Мистер Брион плотно сжал губы и постарался абстрагироваться от бьющей по нервам музыкальной партии. Крики пьянчужки, недовольного тем, что его выкинули из паба, разрезали воздух, заставляя одиноких прохожих опасливо оглядываться и переходить на другую сторону тротуара. Промчавшийся автомобиль осветил фарами влюблённую парочку, ищущую уединения в темноте арки многоэтажного дома.

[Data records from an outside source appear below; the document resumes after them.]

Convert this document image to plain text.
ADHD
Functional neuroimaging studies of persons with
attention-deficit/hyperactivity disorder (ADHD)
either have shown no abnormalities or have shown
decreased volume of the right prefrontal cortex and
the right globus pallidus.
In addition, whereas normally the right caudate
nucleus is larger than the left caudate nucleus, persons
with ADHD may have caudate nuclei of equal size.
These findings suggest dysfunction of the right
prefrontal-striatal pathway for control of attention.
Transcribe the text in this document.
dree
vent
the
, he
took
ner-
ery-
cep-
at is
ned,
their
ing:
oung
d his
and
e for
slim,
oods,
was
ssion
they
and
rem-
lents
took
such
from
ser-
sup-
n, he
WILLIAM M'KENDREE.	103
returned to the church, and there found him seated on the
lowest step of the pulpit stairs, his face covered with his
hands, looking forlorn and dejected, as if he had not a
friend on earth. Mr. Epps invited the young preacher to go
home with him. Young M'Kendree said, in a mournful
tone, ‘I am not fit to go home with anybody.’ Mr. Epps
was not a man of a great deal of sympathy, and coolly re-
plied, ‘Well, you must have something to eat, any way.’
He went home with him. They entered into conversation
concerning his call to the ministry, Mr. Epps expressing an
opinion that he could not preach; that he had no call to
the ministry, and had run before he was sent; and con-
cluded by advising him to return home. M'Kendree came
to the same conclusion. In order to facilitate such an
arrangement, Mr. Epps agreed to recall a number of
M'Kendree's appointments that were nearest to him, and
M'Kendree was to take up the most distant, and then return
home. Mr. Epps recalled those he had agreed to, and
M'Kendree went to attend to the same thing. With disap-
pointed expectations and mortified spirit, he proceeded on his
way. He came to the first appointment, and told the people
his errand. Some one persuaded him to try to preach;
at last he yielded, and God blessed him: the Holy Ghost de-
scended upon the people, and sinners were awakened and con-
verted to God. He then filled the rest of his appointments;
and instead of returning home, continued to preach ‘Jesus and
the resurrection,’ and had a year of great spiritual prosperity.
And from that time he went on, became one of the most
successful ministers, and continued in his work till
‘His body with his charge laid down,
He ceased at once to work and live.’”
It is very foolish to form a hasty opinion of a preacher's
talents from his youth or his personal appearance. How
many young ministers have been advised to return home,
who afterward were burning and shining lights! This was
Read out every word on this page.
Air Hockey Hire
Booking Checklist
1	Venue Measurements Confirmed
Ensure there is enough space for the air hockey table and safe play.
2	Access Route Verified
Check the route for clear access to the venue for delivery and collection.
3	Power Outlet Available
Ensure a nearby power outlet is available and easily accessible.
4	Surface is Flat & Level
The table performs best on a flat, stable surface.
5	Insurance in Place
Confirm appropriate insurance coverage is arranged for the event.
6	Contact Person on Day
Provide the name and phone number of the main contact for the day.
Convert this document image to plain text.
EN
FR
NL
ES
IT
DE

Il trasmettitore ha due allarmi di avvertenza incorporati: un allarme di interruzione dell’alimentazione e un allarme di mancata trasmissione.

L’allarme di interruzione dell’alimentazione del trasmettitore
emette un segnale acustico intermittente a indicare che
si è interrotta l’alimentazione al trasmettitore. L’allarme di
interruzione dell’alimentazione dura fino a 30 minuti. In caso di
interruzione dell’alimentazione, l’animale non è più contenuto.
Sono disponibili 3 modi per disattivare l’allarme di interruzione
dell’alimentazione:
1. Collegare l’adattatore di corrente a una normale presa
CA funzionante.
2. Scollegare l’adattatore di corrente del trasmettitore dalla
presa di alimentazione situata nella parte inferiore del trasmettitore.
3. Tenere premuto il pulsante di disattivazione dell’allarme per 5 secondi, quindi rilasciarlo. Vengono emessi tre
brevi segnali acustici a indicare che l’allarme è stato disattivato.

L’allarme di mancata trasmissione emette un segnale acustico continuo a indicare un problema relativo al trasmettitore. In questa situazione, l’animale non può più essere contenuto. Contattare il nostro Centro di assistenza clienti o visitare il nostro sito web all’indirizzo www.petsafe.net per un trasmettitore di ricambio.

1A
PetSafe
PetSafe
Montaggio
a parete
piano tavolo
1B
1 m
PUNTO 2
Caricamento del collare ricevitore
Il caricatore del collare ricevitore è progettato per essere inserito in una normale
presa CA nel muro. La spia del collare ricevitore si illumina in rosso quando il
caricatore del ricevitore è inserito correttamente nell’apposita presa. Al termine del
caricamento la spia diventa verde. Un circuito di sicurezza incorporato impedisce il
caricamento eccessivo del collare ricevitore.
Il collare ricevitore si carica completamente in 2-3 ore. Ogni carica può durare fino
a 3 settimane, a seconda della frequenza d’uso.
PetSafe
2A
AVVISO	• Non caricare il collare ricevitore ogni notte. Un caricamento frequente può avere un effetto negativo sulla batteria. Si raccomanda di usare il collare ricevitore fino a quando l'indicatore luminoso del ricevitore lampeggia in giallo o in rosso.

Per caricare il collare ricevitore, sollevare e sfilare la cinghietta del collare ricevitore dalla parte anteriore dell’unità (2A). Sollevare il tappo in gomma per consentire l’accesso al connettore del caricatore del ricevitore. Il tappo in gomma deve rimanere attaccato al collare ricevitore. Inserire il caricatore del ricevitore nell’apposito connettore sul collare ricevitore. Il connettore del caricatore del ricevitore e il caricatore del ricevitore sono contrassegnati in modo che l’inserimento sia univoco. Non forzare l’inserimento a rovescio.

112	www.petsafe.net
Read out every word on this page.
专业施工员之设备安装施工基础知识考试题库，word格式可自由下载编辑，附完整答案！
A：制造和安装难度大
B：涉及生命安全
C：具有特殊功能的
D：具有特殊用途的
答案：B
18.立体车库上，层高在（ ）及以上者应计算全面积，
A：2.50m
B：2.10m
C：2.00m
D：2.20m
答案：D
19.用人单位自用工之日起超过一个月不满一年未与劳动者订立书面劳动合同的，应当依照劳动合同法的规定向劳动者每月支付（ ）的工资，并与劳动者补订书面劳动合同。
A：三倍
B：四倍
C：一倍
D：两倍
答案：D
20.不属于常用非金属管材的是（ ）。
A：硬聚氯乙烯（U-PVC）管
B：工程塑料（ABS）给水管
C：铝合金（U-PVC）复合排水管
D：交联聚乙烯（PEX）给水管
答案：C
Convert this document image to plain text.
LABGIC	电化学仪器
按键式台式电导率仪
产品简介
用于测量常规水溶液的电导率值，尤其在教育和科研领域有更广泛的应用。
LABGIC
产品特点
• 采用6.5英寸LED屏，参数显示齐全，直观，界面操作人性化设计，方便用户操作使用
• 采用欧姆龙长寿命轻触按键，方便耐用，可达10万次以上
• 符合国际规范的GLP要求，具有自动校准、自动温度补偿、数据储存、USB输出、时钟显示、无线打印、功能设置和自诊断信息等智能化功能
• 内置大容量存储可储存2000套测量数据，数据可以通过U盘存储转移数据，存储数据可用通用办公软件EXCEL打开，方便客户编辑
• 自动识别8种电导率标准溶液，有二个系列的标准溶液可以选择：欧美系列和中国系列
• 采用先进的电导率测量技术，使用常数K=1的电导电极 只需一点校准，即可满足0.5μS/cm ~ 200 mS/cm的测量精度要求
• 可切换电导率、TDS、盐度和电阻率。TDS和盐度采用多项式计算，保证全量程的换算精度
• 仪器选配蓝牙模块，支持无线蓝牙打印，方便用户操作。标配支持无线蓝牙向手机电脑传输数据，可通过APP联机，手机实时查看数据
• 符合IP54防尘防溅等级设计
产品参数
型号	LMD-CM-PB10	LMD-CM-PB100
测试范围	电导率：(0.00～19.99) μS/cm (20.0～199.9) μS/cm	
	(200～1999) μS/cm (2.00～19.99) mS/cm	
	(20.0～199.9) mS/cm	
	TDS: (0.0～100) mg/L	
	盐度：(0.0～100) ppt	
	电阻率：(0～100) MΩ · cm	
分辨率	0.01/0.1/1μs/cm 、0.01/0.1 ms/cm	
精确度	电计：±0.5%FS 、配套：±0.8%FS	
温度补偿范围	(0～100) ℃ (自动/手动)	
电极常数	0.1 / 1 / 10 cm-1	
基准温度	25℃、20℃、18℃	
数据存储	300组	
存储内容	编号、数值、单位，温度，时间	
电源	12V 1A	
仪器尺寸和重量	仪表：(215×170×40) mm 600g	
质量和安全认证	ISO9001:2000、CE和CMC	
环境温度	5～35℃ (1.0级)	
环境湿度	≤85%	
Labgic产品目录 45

Как многое изменилось с тех пор, как он в спешке садился на поезд вокзала Лондонский мост, купив билет до Дувра, откуда морем отправился домой, в Монреаль, вместо счастливого жениха сделавшись убийцей друга. Ален прикрыл веки. Запрятанные в дальние уголки памяти воспоминания снова попытались вырваться на свободу, принося горечь и боль.

– Je t'aime, je t'aime, je t'aime…

Его француженка, актриса английского театра.

Пухлые губы раскрыты в сладостных криках оргазма, влажная, белая кожа пахнет малиной, рыжие локоны языками яркого пламени разметались по подушкам.

– Только ты… только с тобой…

И он верил, слепец, не замечающий ничего дальше собственного носа.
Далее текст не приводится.